Quantum levitation of nanoparticles seen with ultracold neutrons
V. V. Nesvizhevsky, A. Yu. Voronin, A. Lambrecht, S. Reynaud, E. V., Lychagin, A. Yu. Muzychka, A. V. Strelkov

TL;DR
This paper demonstrates quantum levitation of nanoparticles using ultracold neutrons, revealing new effects at the intersection of fundamental interactions, and explaining anomalous neutron heating in traps.
Contribution
It introduces a novel explanation for nanoparticle levitation and its impact on neutron physics, linking surface forces with neutron lifetime measurement discrepancies.
Findings
Nanoparticles can be levitated in high-excited states by vdW/CP forces.
Interaction with nanoparticles accounts for unexplained neutron heating.
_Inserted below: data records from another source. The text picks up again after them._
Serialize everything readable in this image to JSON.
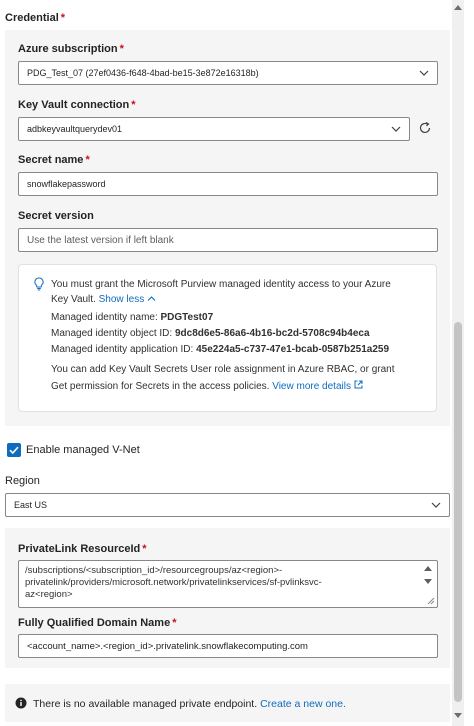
{
  "credential": {
    "label": "Credential"
  },
  "azure_subscription": {
    "label": "Azure subscription",
    "value": "PDG_Test_07 (27ef0436-f648-4bad-be15-3e872e16318b)"
  },
  "key_vault": {
    "label": "Key Vault connection",
    "value": "adbkeyvaultquerydev01"
  },
  "secret_name": {
    "label": "Secret name",
    "value": "snowflakepassword"
  },
  "secret_version": {
    "label": "Secret version",
    "placeholder": "Use the latest version if left blank"
  },
  "info": {
    "line1": "You must grant the Microsoft Purview managed identity access to your Azure",
    "line2_prefix": "Key Vault.",
    "show_less": "Show less",
    "identity_name_label": "Managed identity name:",
    "identity_name_value": "PDGTest07",
    "object_id_label": "Managed identity object ID:",
    "object_id_value": "9dc8d6e5-86a6-4b16-bc2d-5708c94b4eca",
    "app_id_label": "Managed identity application ID:",
    "app_id_value": "45e224a5-c737-47e1-bcab-0587b251a259",
    "rbac_line1": "You can add Key Vault Secrets User role assignment in Azure RBAC, or grant",
    "rbac_line2_prefix": "Get permission for Secrets in the access policies.",
    "view_more": "View more details"
  },
  "managed_vnet": {
    "label": "Enable managed V-Net",
    "checked": true
  },
  "region": {
    "label": "Region",
    "value": "East US"
  },
  "privatelink": {
    "label": "PrivateLink ResourceId",
    "value_lines": [
      "/subscriptions/<subscription_id>/resourcegroups/az<region>-",
      "privatelink/providers/microsoft.network/privatelinkservices/sf-pvlinksvc-",
      "az<region>"
    ]
  },
  "fqdn": {
    "label": "Fully Qualified Domain Name",
    "value": "<account_name>.<region_id>.privatelink.snowflakecomputing.com"
  },
  "endpoint_notice": {
    "text": "There is no available managed private endpoint.",
    "link": "Create a new one."
  },
  "colors": {
    "accent": "#0f6cbd",
    "required": "#c50f1f",
    "panel": "#f5f5f5"
  }
}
Potential implications for neutron lifetime experiment accuracy.
Abstract
Analyzing new experiments with ultracold neutrons (UCNs) we show that physical adsorption of nanoparticles/nano-droplets, levitating in high-excited states in a deep and broad potential well formed by van der Waals/Casimir-Polder (vdW/CP) forces results in new effects on a cross-road of fundamental interactions, neutron, surface and nanoparticle physics. Accounting for the interaction of UCNs with nanoparticles explains a recently discovered intriguing small heating of UCNs in traps. It might be relevant to the striking conflict of the neutron lifetime experiments with smallest reported uncertainties by adding false effects there.